When melting and recrystallizing the silicon layer on the substrate formed as described above, an extremely thin silicon dioxide film (8) is formed under the polycrystalline silicon layer (3). Therefore, it is thermally equivalent to the thin silicon nitride film (61) in contact with the polycrystalline silicon layer (3). Therefore, the layer where silicon is affected during melting and recrystallization is silicon nitride. Since it is a film, problems with distortion after recrystallization and peeling during recrystallization can be achieved to the same degree as when a silicon nitride film is used as an insulating film.

Further, since the actual interface is composed of silicon and a silicon dioxide film, there is almost no interface state, and electrically good interface characteristics can be obtained.

In the above embodiment, an extremely thin silicon dioxide film was formed on the silicon nitride film using a method of accelerated oxidation of the silicon nitride film by ion implantation of phosphorus, but the method is not limited to this, and for example, cluster ion beam Of course, you may also use the following. Furthermore, although a silicon substrate is used, it goes without saying that a dielectric substrate may also be used.

〔Effect of the invention〕

As explained in detail above, according to the semiconductor device according to the present invention, when forming an SOI substrate, a thin silicon nitride film is formed on a thick silicon dioxide film as an insulating film, and an extremely thin By adopting a structure in which a silicon dioxide film is formed, the quality of the molten recrystallized silicon layer is improved and electrical characteristics are also excellent.
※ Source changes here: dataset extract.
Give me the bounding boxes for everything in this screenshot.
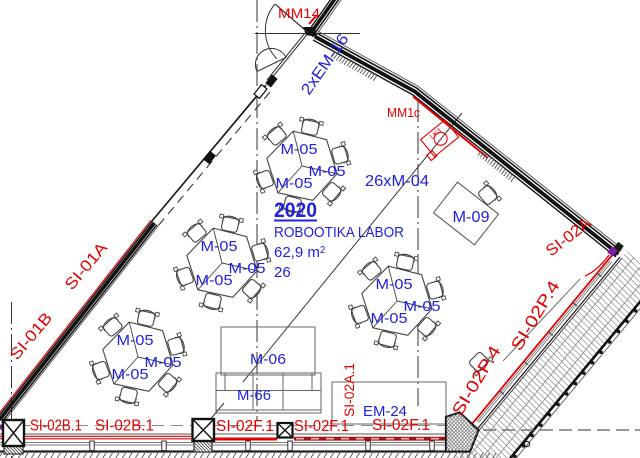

[Brief explanation of the drawing]

FIG. 1 is a sectional view showing the structure of a conventional SOI substrate and its manufacturing method, FIG. 2 is a sectional view showing an embodiment of a semiconductor device according to the present invention, and FIG. is the second
FIG. 3 is a cross-sectional view showing the manufacturing process of the semiconductor device shown in the figure. (1)・1111・Silicon substrate, f2)-・Self-silicon oxidation JIE, (3)・・・Amorphous silicon layer base is polycrystalline silicon layer, (4)・・・Energy beam, (5)・・・・Thick silicon dioxide film, (
6) Thin silicon nitride film, (7) Phosphorus ion, (8) Fist... Extremely thin silicon dioxide film. In addition, in the figures, the same reference numerals indicate the same or corresponding parts. Agent Makoto Kuzuno - Figure 1, Figure 20 Figure 3, 111↓↓↓↓～7 Procedural amendment (voluntary) Commissioner of the Japan Patent Office 1. Indication of the case 'P? Gansho 57-21497
No. 5 No. 2, Name of the invention Semiconductor device 3, Amendment made by - (5, Detailed description of the invention in the specification to be amended 6 Contents of the amendment "film" is corrected to "semiconductor layer on which an element is to be formed."

Claims (1)

[Claims] (11) A thick silicon dioxide film formed on the main surface of a silicon semiconductor substrate or a dielectric substrate surface, a thin silicon nitride film formed on the thick silicon dioxide film, and a thin silicon nitride film formed on the thick silicon dioxide film. A semiconductor device characterized in that a silicon layer that has been melted and recrystallized is formed on a multilayer insulating layer that is made up of an extremely thin silicon dioxide film formed (by ion beam or ion implantation). (2) The semiconductor device according to claim 1, wherein the thin silicon nitride film has a thickness of 2.000A or less, and the extremely thin silicon dioxide film has a thickness of 300A or less.